To thicken a too-thin soup, add cream or yogurt. If your soup is vegan, try blending it slightly with an immersion blender. You may also add rice to soak up some of the extra broth.
If your stew or soup has gotten too thick, add more broth if you have it; if not, water will work, though you may need to add more seasonings to avoid diluting the flavor.
If your soup isn’t too thin already, you can always add water or cream to dilute the salty broth. If you’re worried about it becoming too thin, try adding rice or potatoes to soak up the salty broth.
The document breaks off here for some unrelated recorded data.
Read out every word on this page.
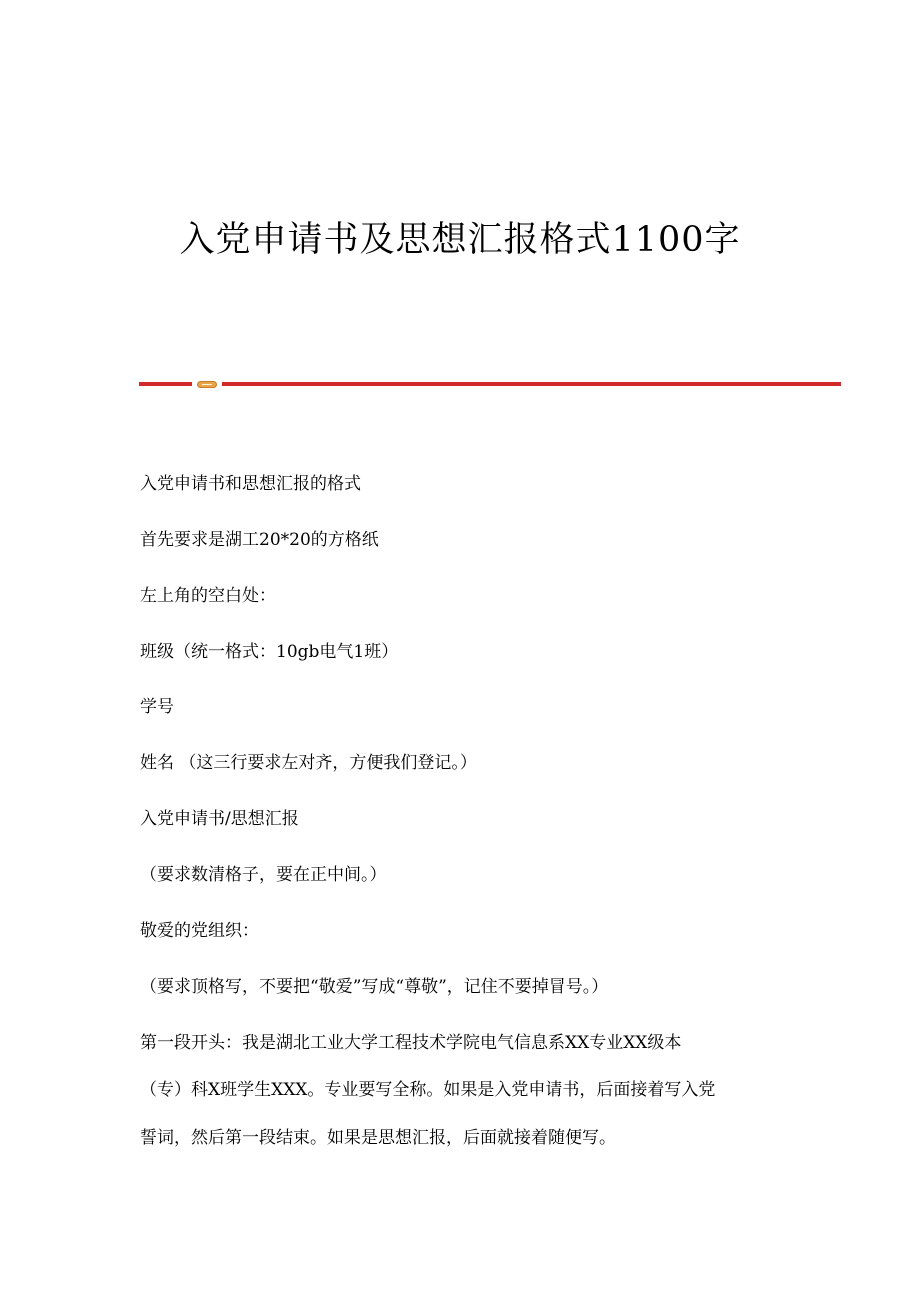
入党申请书及思想汇报格式1100字

入党申请书和思想汇报的格式

首先要求是湖工20*20的方格纸

左上角的空白处：

班级（统一格式：10gb电气1班）

学号

姓名 （这三行要求左对齐，方便我们登记。）

入党申请书/思想汇报

（要求数清格子，要在正中间。）

敬爱的党组织：

（要求顶格写，不要把“敬爱”写成“尊敬”，记住不要掉冒号。）

第一段开头：我是湖北工业大学工程技术学院电气信息系XX专业XX级本

（专）科X班学生XXX。专业要写全称。如果是入党申请书，后面接着写入党

誓词，然后第一段结束。如果是思想汇报，后面就接着随便写。
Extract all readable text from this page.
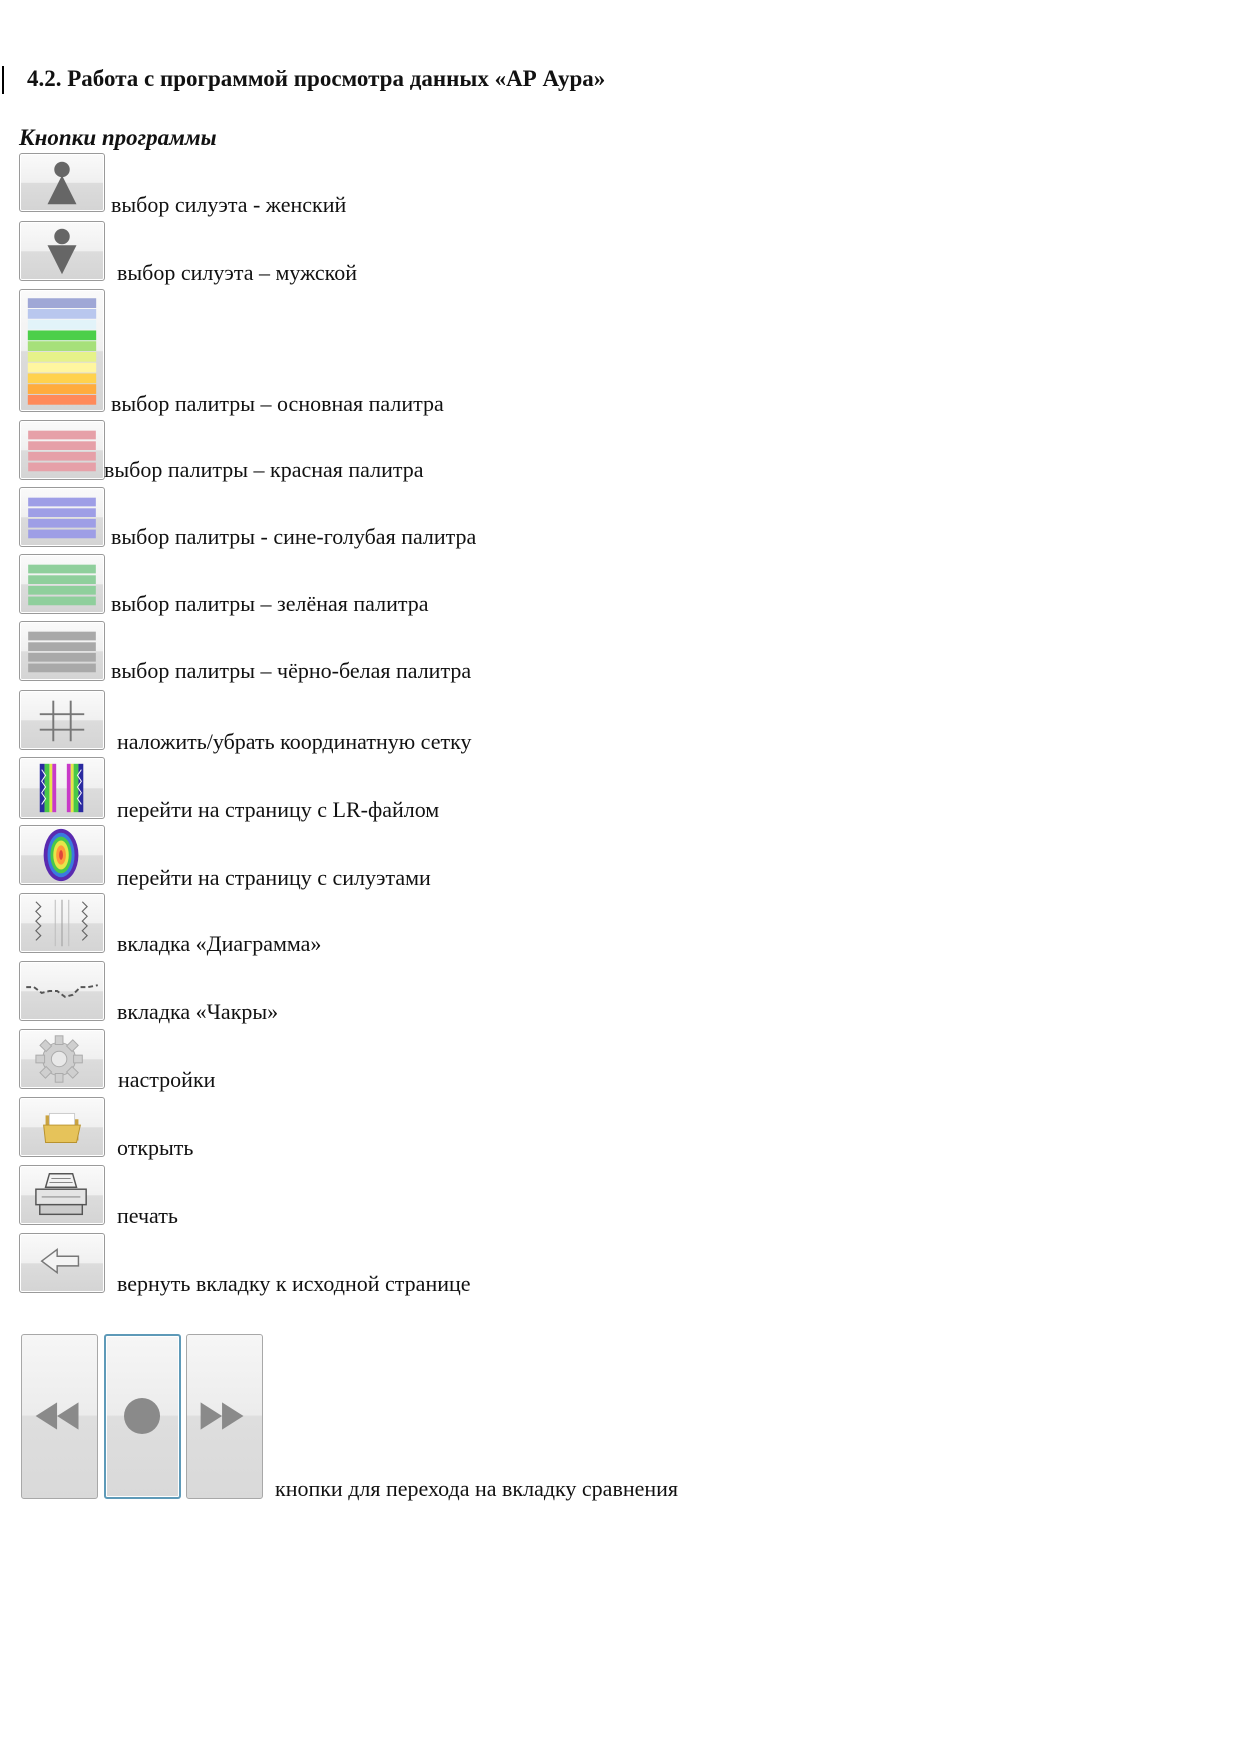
4.2. Работа с программой просмотра данных «АР Аура»
Кнопки программы
выбор силуэта - женский
выбор силуэта – мужской
выбор палитры – основная палитра
выбор палитры – красная палитра
выбор палитры - сине-голубая палитра
выбор палитры – зелёная палитра
выбор палитры – чёрно-белая палитра
наложить/убрать координатную сетку
перейти на страницу с LR-файлом
перейти на страницу с силуэтами
вкладка «Диаграмма»
вкладка «Чакры»
настройки
открыть
печать
вернуть вкладку к исходной странице
кнопки для перехода на вкладку сравнения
Soup too bland? Add more salt and pepper to taste, or experiment with herbs and spices, making sure to taste-test along the way to avoid over-seasoning. You may also try allowing the soup to simmer for longer, as this will allow the ingredients to release more flavor.
In most cases, an immersion blender is key for blending or pureeing soup. If you don’t have one, you can also carefully ladle the soup into a high-speed blender and blend on low.
You’ll typically always brown or sear your meat before adding it to your soup, then add it to the soup toward the end of the cooking process, allowing it to warm through.
While you can add raw vegetables to your soup, most recipes will call for the vegetables to be “browned” before adding. This just means adding fat (such as oil or butter) to the bottom of a heavy-bottomed soup pot, then heating the vegetables and aromatics for about 5 minutes to soften.
While your recipe may call for you to bring the soup to a boil initially, you’ll likely never want to boil a soup for the entire cooking process. Instead, allow the soup to reach a gentle simmer, which is just below the boiling point (look for gentle movements in the liquid, not rapid bubbles).
For pasta, add the noodles according to time on the package (for example, if it says to cook for 7 minutes, add the noodles 7 minutes before the soup is finished). Add white rice about 20 minutes before the end of the cooking process, and add brown rice about 30-35 minutes before the end (keep in mind that rice soaks up extra liquid, so you may need to add more broth).